Braucher’s first exposure to Miller was when his high school drama club did a production of “Death of a Salesman.”
“I’ve been aware of Miller for decades and have loved his stuff, but working on this play has really been a wonderful experience,” said Braucher. “It’s been great fun to explore what he did with this play, and it’s also been great working with such a talented and brave bunch of people at Hubbard Hall. We’re taking risks here, and I feel privileged to be a part of it.”
Joining Braucher in the cast are Joan Coombs as Joe’s wife, Josh Bywater as his son Chris, and Melissa Herion as Ann, his daughter-in-law.
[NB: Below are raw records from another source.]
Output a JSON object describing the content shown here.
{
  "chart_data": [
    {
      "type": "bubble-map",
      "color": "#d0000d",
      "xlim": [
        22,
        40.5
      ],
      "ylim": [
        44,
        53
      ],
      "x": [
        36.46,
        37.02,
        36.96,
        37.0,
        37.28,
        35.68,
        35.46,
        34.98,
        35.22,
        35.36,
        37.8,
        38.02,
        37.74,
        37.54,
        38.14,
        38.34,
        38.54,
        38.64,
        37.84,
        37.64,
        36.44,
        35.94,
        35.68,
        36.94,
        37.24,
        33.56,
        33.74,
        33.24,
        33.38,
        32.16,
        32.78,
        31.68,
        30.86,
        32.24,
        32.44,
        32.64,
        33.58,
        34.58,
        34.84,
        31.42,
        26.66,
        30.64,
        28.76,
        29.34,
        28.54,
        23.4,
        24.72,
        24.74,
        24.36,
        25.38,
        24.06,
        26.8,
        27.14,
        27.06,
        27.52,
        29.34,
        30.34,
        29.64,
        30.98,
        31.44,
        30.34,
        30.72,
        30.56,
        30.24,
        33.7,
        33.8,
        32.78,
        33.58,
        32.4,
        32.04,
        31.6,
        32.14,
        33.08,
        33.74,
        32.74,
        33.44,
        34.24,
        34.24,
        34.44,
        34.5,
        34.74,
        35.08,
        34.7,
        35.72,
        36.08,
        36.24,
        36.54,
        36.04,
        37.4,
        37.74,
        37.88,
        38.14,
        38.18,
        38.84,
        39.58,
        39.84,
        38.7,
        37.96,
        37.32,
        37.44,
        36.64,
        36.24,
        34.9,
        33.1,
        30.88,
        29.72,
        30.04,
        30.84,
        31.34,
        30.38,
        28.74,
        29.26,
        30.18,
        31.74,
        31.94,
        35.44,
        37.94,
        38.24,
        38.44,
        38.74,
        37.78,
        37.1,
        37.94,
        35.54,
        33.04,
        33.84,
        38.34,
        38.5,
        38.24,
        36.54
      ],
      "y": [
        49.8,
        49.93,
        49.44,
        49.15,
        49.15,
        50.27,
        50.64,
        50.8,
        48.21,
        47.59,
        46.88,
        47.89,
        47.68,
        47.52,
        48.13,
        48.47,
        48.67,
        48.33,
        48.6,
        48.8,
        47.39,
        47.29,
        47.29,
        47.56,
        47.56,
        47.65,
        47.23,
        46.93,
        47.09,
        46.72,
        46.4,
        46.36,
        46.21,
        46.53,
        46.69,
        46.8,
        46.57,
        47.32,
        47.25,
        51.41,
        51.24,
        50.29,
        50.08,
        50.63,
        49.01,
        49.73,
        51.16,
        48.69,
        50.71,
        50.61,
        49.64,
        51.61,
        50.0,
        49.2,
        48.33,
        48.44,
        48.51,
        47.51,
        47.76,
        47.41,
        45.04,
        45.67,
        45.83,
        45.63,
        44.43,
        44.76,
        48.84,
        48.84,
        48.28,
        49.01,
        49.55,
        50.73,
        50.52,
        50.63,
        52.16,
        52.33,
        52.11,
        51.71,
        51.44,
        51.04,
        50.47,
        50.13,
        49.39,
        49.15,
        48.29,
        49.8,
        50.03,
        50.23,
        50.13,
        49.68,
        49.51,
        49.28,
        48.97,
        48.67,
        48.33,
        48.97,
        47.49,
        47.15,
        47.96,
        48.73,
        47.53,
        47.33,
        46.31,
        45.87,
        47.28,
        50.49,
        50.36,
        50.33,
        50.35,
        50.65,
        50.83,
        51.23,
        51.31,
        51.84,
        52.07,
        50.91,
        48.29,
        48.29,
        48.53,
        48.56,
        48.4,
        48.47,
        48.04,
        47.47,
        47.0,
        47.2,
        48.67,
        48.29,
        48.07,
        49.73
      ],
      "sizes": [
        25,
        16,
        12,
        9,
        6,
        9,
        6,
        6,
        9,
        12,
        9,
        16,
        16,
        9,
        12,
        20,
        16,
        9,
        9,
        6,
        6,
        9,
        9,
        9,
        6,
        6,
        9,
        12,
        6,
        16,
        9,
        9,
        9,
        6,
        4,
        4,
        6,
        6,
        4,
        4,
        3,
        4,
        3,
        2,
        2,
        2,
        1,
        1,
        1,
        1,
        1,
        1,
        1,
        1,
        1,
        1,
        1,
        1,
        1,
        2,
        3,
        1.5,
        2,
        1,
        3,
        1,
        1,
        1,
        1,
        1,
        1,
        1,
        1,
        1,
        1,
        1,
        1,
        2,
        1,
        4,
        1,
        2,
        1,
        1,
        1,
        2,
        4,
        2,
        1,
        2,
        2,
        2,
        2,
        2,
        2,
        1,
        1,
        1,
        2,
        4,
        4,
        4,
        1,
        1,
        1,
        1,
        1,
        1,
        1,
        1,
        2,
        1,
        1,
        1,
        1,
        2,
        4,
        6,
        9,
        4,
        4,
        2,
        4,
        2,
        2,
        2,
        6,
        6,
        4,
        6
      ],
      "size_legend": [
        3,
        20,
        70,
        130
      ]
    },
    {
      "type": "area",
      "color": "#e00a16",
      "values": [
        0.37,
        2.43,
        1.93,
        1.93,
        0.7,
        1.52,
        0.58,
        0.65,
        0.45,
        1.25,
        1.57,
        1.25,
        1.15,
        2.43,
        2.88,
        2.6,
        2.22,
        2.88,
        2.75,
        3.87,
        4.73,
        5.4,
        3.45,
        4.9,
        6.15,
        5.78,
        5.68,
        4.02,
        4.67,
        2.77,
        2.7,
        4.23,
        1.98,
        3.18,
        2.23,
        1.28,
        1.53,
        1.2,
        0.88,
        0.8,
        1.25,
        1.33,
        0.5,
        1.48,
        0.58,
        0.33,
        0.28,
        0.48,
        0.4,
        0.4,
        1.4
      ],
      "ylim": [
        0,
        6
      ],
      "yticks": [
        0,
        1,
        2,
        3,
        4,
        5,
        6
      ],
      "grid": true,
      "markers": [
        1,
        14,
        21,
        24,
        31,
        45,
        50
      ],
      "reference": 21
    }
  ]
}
For McCullough, the Hubbard Hall production of “All My Sons” is his first professional experience as a director.
“I am very happy being an actor, but I’ve pondered directing before as most actors do,” said McCullough, who was in the national touring production of “12 Angry Men” with Richard Thomas. “This is my first real gig as a director, and it’s been fascinating being on the other side of the table. It’s been fun to create a rehearsal experience that I would want to be part of as an actor, and to be able to work with such a talented cast. We’re really exploring the play together, and looking for new things that the story and the characters might provide.”
For Braucher, trying to gain insight into the psyche of Joe Keller has been a great ride.
“He came up from impoverished origins, was put to work at the age of 10 to earn his keep, and then made his way in the world, becoming very successful,” he said. “He wasn’t well-educated and he had to work hard all his life. When his one son dies in a plane crash during World War II, he becomes even more devoted to his other son. He brings the business through the Great Depression and then gets a lucrative military contract when the war begins. Then, because he’s so concerned about his family, he makes one bad decision and then another.”
When the play opens in the Kellers’ backyard, Joe has already made his two bad decisions.
“The story is about what the son believes and then what he finds out to be the truth,” McCullough said. “The focus of the story is about the dynamics between the four main characters, and they’re all fascinating people. The play also resonates today as a contemporary piece. We are a warring nation, and we continue to send off our best and brightest, and those of us who sit at home are usually disassociated from the reality of war and the costs to people and what it does to them. And, there are people who make money on war, just like Joe Keller.”